E-Mails mit fragwürdigem Inhalt haben nur ein Ziel: Das Geld der Kunden. 40 fielen zuletzt darauf ein. Schaden entstand keiner. Aber das muss nicht immer so sein.

Die PushTAN ist eine feine Sache, die aber auch Gauner schon für sich entdeckt haben.
Die PushTAN ist eine feine Sache, die aber auch Gauner schon für sich entdeckt haben. © dpa-Zentralbild

Die Gauner stellen sich schnell auf Veränderungen ein. Seit es die Push-TAN bei der Sparkasse gibt, haben sie die auch für sich und ihre Gaunereien entdeckt. Mit Mails zum Betreff "Ihre S-PushTAN App-Registrierung läuft bald ab und wird gesperrt" wollen sie Angst machen, verunsichern und vor allem, an Daten kommen, die ihnen dann ermöglichen, Konten leerzuräumen.

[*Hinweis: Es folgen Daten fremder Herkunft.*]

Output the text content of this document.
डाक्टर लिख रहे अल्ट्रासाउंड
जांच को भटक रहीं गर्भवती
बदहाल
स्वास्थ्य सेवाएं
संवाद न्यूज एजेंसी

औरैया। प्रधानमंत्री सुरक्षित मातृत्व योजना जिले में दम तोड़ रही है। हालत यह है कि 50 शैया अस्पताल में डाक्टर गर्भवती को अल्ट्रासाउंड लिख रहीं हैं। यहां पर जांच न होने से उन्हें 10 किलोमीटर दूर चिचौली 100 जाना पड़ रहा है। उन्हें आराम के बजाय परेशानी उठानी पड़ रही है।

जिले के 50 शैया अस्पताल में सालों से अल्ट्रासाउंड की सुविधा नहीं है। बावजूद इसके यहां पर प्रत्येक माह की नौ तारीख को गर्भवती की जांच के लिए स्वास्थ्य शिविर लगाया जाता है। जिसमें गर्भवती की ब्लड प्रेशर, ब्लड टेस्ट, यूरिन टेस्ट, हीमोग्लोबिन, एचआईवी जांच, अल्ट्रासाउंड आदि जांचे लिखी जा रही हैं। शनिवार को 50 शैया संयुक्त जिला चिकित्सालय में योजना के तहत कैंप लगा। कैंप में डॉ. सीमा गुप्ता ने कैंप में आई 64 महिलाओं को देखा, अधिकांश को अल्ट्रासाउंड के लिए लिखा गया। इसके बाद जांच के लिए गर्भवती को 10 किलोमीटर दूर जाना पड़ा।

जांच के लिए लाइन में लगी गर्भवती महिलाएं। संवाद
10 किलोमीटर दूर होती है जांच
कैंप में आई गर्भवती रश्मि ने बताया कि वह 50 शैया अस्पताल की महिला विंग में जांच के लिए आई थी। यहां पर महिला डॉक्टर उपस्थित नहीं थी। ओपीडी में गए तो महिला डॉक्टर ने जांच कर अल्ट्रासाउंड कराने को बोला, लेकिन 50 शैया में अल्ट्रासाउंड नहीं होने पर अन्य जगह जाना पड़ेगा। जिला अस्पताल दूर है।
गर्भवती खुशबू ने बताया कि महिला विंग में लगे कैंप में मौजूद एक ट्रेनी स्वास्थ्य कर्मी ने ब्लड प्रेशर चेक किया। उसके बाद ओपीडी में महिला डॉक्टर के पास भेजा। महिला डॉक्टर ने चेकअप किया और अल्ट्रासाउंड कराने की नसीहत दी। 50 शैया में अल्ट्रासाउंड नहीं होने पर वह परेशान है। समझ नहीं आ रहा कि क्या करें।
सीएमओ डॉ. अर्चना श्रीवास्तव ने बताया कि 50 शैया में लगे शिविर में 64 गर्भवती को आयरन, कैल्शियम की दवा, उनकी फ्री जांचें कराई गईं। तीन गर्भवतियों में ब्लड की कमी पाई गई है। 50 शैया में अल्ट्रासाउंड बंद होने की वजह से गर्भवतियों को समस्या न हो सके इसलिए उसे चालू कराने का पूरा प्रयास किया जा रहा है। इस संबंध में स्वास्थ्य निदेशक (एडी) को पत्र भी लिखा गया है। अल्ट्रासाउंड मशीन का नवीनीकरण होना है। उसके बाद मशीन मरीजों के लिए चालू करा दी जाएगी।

Sie versuchen, sich über gefälschte Links Passwörter zu ergaunern, um dann Zugang zu den Konten zu bekommen. Beliebt sind auch E-Mails bzw. Nachrichten wie "Ihr Konto wurde vorübergehend gesperrt" oder "Sie müssen Ihre Zugangsdaten aktualisieren" enthalten.

Im Notfall sofort anrufen, auch am Wochenende

Die dringend klingende E-Mail lockt die Kunden dann über einen Link auf täuschend echt aussehende Kopien der originalen Website. Auf den manipulierten Seiten sollen Sie dann Geheimzahl (PIN) oder Einmalpasswort (TAN) eingeben. Vermeintlich, um Ihr Konto wieder freizuschalten. Stattdessen erbeuten die Datendiebe hochsensible Informationen.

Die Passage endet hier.